I “belonged” in that church hall; I had authority of a sort, the privilege of race and economic security, the identity of a member of the congregation, and he – a stranger to that place – welcomed me, gracefully and generously, and made me at home in the Body of Christ that evening.

Abide in me, says Jesus, as I abide in you. Just as the branch cannot bear fruit by itself unless it abides in the vine, neither can you, unless you abide in me.

None of us bear fruit by our own birth, or privilege, or merit. None of us make converts, show God’s hospitality, increase the people of God (grow the church), or create life by ourselves, any more than either that eunuch from Ethopia or Philip the apostle bore fruit by themselves.

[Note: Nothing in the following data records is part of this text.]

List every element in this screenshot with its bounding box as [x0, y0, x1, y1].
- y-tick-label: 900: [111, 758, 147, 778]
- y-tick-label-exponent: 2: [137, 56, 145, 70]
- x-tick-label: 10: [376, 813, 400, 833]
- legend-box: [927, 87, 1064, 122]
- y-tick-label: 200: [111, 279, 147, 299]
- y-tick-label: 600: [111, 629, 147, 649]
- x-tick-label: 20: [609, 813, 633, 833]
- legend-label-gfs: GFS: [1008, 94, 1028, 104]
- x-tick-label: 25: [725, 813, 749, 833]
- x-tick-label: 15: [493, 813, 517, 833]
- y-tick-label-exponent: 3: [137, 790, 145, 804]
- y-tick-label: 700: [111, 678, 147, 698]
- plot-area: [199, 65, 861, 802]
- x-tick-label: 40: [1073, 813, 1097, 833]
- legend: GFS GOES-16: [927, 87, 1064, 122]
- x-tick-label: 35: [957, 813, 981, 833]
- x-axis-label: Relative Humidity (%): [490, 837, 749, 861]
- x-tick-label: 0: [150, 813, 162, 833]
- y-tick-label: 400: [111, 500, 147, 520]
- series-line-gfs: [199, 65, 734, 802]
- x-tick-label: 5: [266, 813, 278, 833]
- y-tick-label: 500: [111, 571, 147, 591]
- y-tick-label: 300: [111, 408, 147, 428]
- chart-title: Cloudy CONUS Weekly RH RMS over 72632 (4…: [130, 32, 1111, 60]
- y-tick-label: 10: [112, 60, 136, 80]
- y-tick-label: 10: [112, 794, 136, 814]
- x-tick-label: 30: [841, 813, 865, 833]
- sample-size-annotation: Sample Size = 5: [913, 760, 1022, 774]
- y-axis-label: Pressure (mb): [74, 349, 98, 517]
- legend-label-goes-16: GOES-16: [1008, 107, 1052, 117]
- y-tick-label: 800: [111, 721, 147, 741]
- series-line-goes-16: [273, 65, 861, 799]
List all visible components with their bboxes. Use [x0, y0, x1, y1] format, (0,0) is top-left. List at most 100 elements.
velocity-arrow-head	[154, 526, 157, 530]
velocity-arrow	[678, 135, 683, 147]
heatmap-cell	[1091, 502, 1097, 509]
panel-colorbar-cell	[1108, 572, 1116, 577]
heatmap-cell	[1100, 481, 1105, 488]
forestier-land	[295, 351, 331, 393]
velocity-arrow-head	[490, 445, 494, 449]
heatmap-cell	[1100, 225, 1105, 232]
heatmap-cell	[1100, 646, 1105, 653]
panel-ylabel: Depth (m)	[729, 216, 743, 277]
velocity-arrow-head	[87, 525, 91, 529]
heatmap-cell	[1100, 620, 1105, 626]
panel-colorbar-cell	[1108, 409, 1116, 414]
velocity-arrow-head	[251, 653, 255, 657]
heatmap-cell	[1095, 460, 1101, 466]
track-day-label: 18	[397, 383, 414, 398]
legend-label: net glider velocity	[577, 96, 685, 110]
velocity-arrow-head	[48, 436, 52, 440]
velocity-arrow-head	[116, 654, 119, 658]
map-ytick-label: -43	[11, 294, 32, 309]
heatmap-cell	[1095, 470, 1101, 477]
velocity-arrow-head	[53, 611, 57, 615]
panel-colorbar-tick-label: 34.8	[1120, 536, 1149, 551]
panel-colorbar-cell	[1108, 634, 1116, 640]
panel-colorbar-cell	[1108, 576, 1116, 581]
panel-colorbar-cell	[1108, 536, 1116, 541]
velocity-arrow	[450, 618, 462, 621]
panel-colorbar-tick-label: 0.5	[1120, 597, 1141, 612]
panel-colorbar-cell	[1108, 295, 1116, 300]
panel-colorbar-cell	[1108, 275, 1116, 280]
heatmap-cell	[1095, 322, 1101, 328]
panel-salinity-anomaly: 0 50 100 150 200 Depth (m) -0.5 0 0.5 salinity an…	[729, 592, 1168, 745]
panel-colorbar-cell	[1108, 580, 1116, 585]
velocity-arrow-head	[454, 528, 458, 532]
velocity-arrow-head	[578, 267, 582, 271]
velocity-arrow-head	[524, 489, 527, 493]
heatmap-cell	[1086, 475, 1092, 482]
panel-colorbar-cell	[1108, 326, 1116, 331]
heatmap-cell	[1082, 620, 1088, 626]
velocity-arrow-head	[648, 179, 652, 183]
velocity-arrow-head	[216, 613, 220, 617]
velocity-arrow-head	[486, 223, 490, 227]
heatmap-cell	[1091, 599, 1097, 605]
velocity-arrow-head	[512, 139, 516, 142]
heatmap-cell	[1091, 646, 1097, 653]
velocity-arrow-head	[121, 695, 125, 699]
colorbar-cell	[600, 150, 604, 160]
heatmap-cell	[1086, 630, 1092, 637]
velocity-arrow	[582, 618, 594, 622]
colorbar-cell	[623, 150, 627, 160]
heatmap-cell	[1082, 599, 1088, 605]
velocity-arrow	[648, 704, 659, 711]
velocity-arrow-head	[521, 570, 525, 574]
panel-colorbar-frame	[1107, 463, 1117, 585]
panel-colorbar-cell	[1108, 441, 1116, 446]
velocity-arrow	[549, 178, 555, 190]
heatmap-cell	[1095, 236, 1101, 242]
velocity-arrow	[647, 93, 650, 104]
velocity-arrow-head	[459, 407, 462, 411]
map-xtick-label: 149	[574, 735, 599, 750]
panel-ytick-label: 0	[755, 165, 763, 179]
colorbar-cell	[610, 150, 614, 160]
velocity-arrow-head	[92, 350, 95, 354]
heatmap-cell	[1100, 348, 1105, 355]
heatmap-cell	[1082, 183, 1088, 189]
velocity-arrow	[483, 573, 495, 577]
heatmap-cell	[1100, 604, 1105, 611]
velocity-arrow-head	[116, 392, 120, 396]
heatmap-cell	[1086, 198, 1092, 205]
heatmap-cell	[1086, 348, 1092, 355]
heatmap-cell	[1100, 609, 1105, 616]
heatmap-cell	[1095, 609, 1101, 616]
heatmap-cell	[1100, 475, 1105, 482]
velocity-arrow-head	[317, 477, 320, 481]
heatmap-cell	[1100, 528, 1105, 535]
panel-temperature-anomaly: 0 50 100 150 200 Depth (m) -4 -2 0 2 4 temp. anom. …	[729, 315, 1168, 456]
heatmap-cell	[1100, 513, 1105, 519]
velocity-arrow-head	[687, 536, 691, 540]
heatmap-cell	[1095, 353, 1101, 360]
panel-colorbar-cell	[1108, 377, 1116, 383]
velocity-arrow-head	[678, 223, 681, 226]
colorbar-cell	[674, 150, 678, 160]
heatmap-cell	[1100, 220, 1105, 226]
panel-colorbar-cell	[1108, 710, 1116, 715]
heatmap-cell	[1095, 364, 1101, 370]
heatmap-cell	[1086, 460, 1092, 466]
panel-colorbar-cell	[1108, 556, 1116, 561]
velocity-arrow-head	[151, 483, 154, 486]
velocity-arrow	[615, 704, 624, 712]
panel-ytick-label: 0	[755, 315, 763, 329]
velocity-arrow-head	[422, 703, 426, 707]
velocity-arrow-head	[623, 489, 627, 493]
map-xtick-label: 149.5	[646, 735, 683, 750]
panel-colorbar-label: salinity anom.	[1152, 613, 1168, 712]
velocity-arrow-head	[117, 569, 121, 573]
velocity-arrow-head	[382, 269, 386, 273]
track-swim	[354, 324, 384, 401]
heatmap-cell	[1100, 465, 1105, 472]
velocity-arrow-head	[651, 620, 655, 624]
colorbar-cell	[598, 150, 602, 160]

But Jesus, abiding in us, as we abide in him, makes any of us fruitful, makes us bear much fruit, in spite of obstacles; sometimes, in spite of ourselves.

We can help, of course. Jesus invites us to help. Not by a flurry of effort to increase our productivity, but by abiding in him, placing our hearts and selves into Christ, not occasionally when we think of it, but constantly; always.

Abiding in Jesus takes practice, of course. The study of scripture helps us, as it helped that Ethiopian. Openness to the leading of the Spirit helps us, as it helped Philip on the Gaza road. Prayer never hurts. That’s how we practice abiding in Jesus.

And when we abide in Jesus, Jesus, abiding in us, crosses all the barriers of fear and privilege and even death, to bear much fruit, with us and in us, to the glory of God.